Why are you here?
Not just, why are you wherever you happen to be, reading this book on this particular day? But why are you—the individual you are—on this earth? Why do you exist? Why do you not exist? What’s your purpose? What is going to bring you the most joy, peace, and satisfaction in the blip of time you’ve got here with the rest of us before you head on?
There may be times—huge chunks of time, even years—during which we think we can dismiss that question, or that the answer seems too obvious for comment. Perhaps life keeps us too busy to think about it, or perhaps we purposefully avoid it. But most of us have to face the question at some point, because life has a habit of forcing us to do so.
Several years ago, I was sitting at the dentist’s office, waiting for a routine appointment. For some reason that day, I was thinking about life’s meaning and faith and such matters and was at a point of throwing up my hands, in a relatively cheerful kind of way, at the complexity of it all. Maybe it didn’t all need to be so complex. Maybe I should stop worrying, be happy, live and let live, and not stress so much about the big questions. Maybe I shouldn’t even worry so much about the spiritual stuff, with all of those hints of “sacrifice.” Life is good. Why not enjoy it?

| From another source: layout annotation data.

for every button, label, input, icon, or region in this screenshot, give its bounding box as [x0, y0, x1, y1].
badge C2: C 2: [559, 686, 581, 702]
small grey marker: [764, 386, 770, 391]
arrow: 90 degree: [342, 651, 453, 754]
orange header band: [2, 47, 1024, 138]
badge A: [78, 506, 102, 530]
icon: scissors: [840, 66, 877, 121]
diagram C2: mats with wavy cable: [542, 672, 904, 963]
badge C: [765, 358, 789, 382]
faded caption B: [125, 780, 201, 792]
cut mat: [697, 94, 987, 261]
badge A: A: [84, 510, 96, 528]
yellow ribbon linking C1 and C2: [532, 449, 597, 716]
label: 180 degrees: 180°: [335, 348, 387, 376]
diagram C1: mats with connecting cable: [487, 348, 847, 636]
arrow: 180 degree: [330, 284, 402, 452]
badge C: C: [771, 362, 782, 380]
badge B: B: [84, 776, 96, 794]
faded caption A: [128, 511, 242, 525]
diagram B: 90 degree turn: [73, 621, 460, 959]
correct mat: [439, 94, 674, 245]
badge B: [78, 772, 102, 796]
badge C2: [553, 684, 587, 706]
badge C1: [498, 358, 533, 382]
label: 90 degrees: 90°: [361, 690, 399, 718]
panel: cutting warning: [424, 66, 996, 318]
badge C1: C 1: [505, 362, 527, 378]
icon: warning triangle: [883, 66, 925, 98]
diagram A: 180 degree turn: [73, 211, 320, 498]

Then a woman rushed in, announced herself at the reception desk, and was told that her appointment was actually the following week. Frazzled, she breathlessly said, in a torrent of words, “Oh, I’m sorry. I was nine months pregnant, then last week the baby just died. I’m not really thinking straight.” And she rushed out. Like a heavy, damp cloud, the big picture rushed back in, and the questions reasserted themselves again, loudly, like an unexpected late summer storm.